A celebration of society’s invisible people is being hosted by the Fort Wayne Museum of Art, life size charcoal drawings of San Francisco’s homeless people by artist Joel Daniel Phillips who finds in his subjects a dignity the rich and powerful might envy. Phillips lives in San Francisco’s
notorious Tenderloin District, engages the homeless on its streets, photographs them and recreates their likeness in his studio. And we shouldn’t be surprised by what he finds. This is Clarence, bent but not broken, he walks with a cane, his weathered hands and face a road map of a hard life. Tinesha and Brian are a couple who found each other on the street. A sweet innocence in her face, a guarded defiance in his, they cling to each other for the comfort all humans require. And Victoria, cheerful and sassy, no trace of bitterness on her face from what life has handed her.

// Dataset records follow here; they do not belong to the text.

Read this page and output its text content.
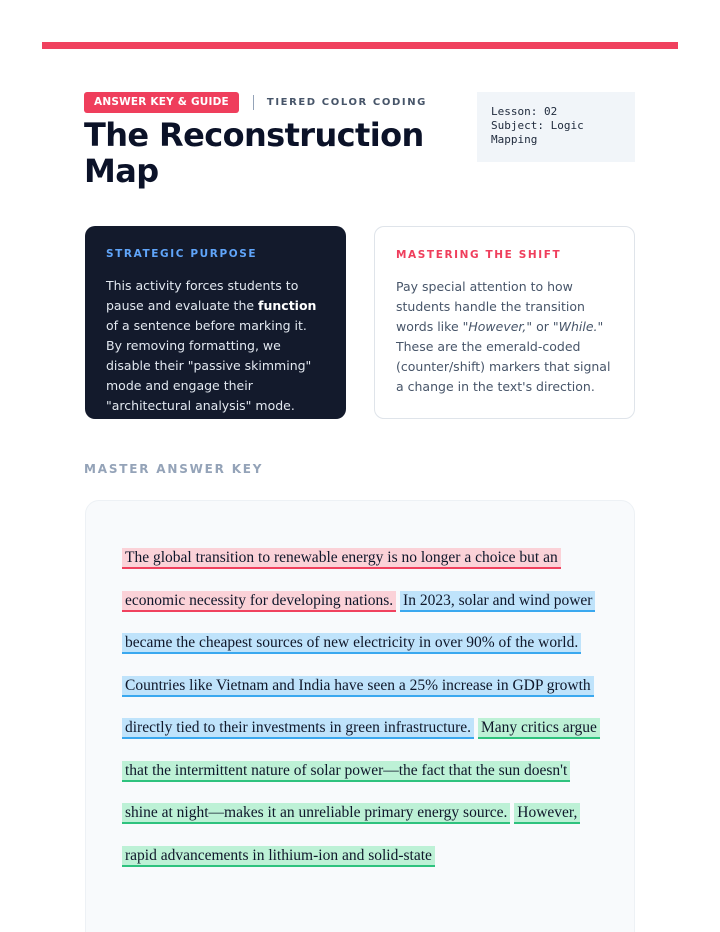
ANSWER KEY & GUIDE	TIERED COLOR CODING
The Reconstruction Map
Lesson: 02
Subject: Logic Mapping
STRATEGIC PURPOSE

This activity forces students to pause and evaluate the function of a sentence before marking it. By removing formatting, we disable their "passive skimming" mode and engage their "architectural analysis" mode.

MASTERING THE SHIFT

Pay special attention to how students handle the transition words like "However," or "While." These are the emerald-coded (counter/shift) markers that signal a change in the text's direction.

MASTER ANSWER KEY

The global transition to renewable energy is no longer a choice but an economic necessity for developing nations. In 2023, solar and wind power became the cheapest sources of new electricity in over 90% of the world. Countries like Vietnam and India have seen a 25% increase in GDP growth directly tied to their investments in green infrastructure. Many critics argue that the intermittent nature of solar power—the fact that the sun doesn't shine at night—makes it an unreliable primary energy source. However, rapid advancements in lithium-ion and solid-state
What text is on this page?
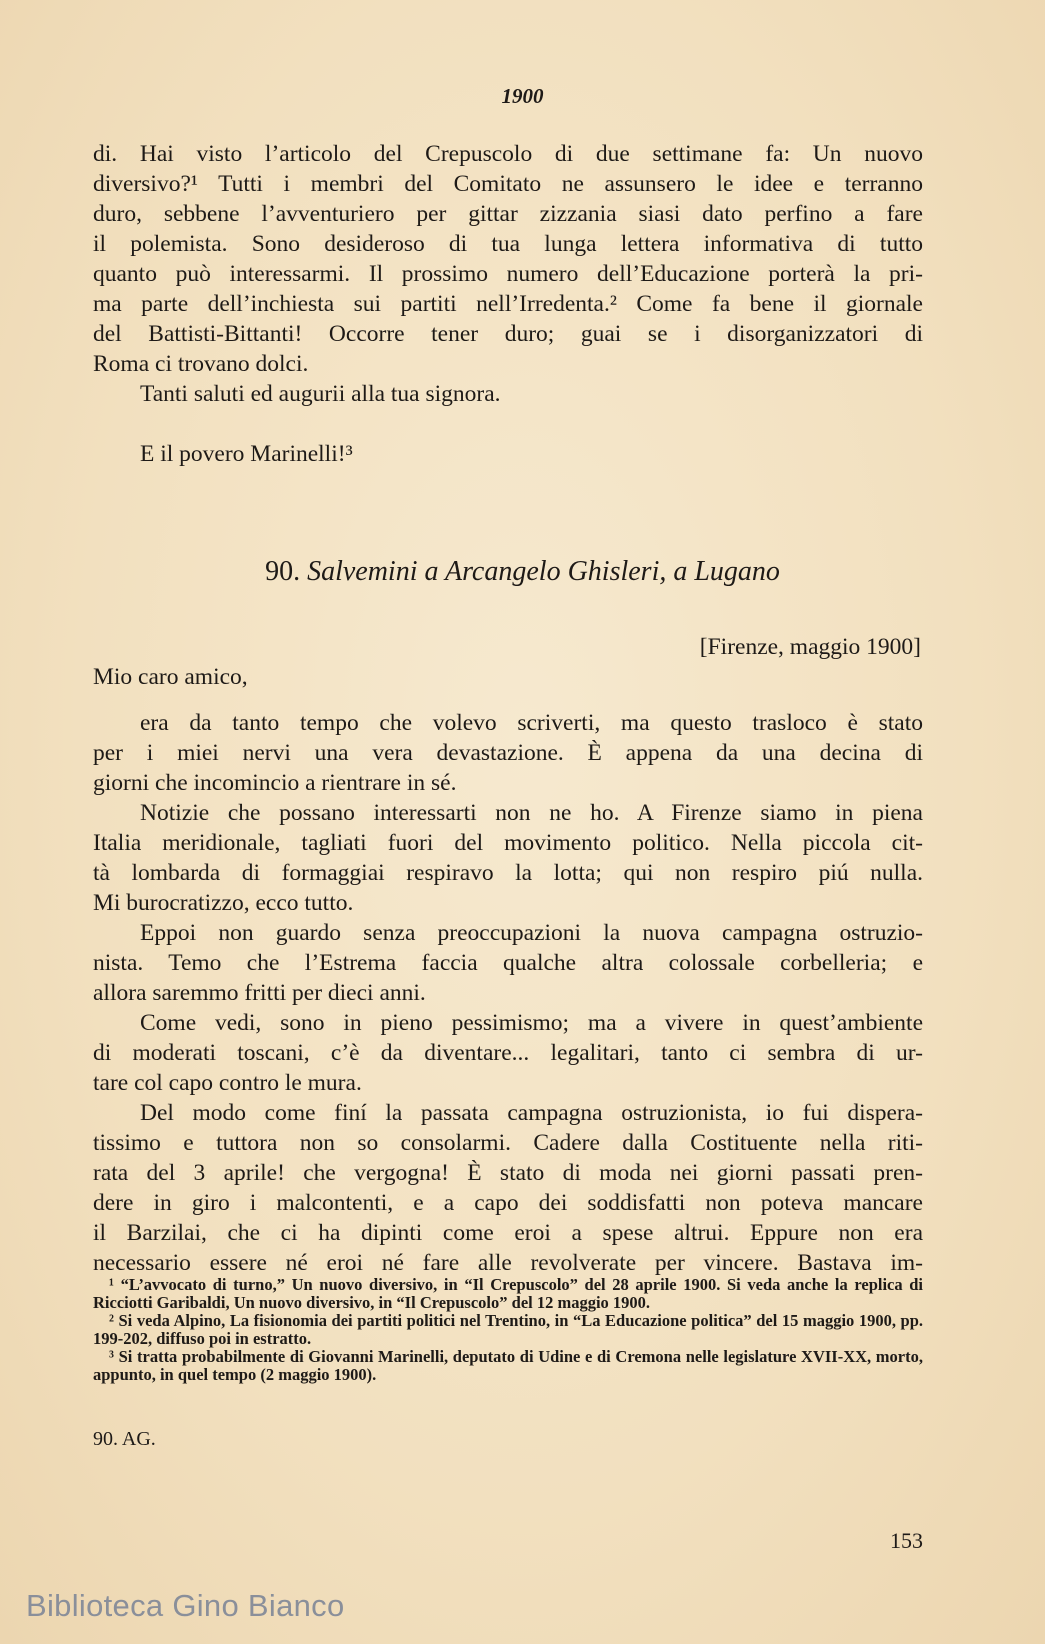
1900
di. Hai visto l’articolo del Crepuscolo di due settimane fa: Un nuovo
diversivo?¹ Tutti i membri del Comitato ne assunsero le idee e terranno
duro, sebbene l’avventuriero per gittar zizzania siasi dato perfino a fare
il polemista. Sono desideroso di tua lunga lettera informativa di tutto
quanto può interessarmi. Il prossimo numero dell’Educazione porterà la pri-
ma parte dell’inchiesta sui partiti nell’Irredenta.² Come fa bene il giornale
del Battisti-Bittanti! Occorre tener duro; guai se i disorganizzatori di
Roma ci trovano dolci.
Tanti saluti ed augurii alla tua signora.
E il povero Marinelli!³
90. Salvemini a Arcangelo Ghisleri, a Lugano
[Firenze, maggio 1900]
Mio caro amico,
era da tanto tempo che volevo scriverti, ma questo trasloco è stato
per i miei nervi una vera devastazione. È appena da una decina di
giorni che incomincio a rientrare in sé.
Notizie che possano interessarti non ne ho. A Firenze siamo in piena
Italia meridionale, tagliati fuori del movimento politico. Nella piccola cit-
tà lombarda di formaggiai respiravo la lotta; qui non respiro piú nulla.
Mi burocratizzo, ecco tutto.
Eppoi non guardo senza preoccupazioni la nuova campagna ostruzio-
nista. Temo che l’Estrema faccia qualche altra colossale corbelleria; e
allora saremmo fritti per dieci anni.
Come vedi, sono in pieno pessimismo; ma a vivere in quest’ambiente
di moderati toscani, c’è da diventare... legalitari, tanto ci sembra di ur-
tare col capo contro le mura.
Del modo come finí la passata campagna ostruzionista, io fui dispera-
tissimo e tuttora non so consolarmi. Cadere dalla Costituente nella riti-
rata del 3 aprile! che vergogna! È stato di moda nei giorni passati pren-
dere in giro i malcontenti, e a capo dei soddisfatti non poteva mancare
il Barzilai, che ci ha dipinti come eroi a spese altrui. Eppure non era
necessario essere né eroi né fare alle revolverate per vincere. Bastava im-

¹ “L’avvocato di turno,” Un nuovo diversivo, in “Il Crepuscolo” del 28 aprile 1900. Si veda anche la replica di Ricciotti Garibaldi, Un nuovo diversivo, in “Il Crepuscolo” del 12 maggio 1900.

² Si veda Alpino, La fisionomia dei partiti politici nel Trentino, in “La Educazione politica” del 15 maggio 1900, pp. 199-202, diffuso poi in estratto.

³ Si tratta probabilmente di Giovanni Marinelli, deputato di Udine e di Cremona nelle legislature XVII-XX, morto, appunto, in quel tempo (2 maggio 1900).

90. AG.
153
Biblioteca Gino Bianco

“These people all look very interesting I’d like to talk with them,” says visitor Ron Kysiak. “If nothing else I’m going to look more closely at these people when I see them.” ‘This exhibit has changed you?’ we ask. “That’s part of what art’s about. It’s supposed to change you otherwise it’s not really art.”
Joel Daniel Phillips has done for us what we refuse to do for ourselves, peer down at the bottom of the social ladder and found those staring back to be just like us getting by as best they can. Sadly it’s doubtful our attitude toward the homeless will change anytime soon. That will likely be left to another generation.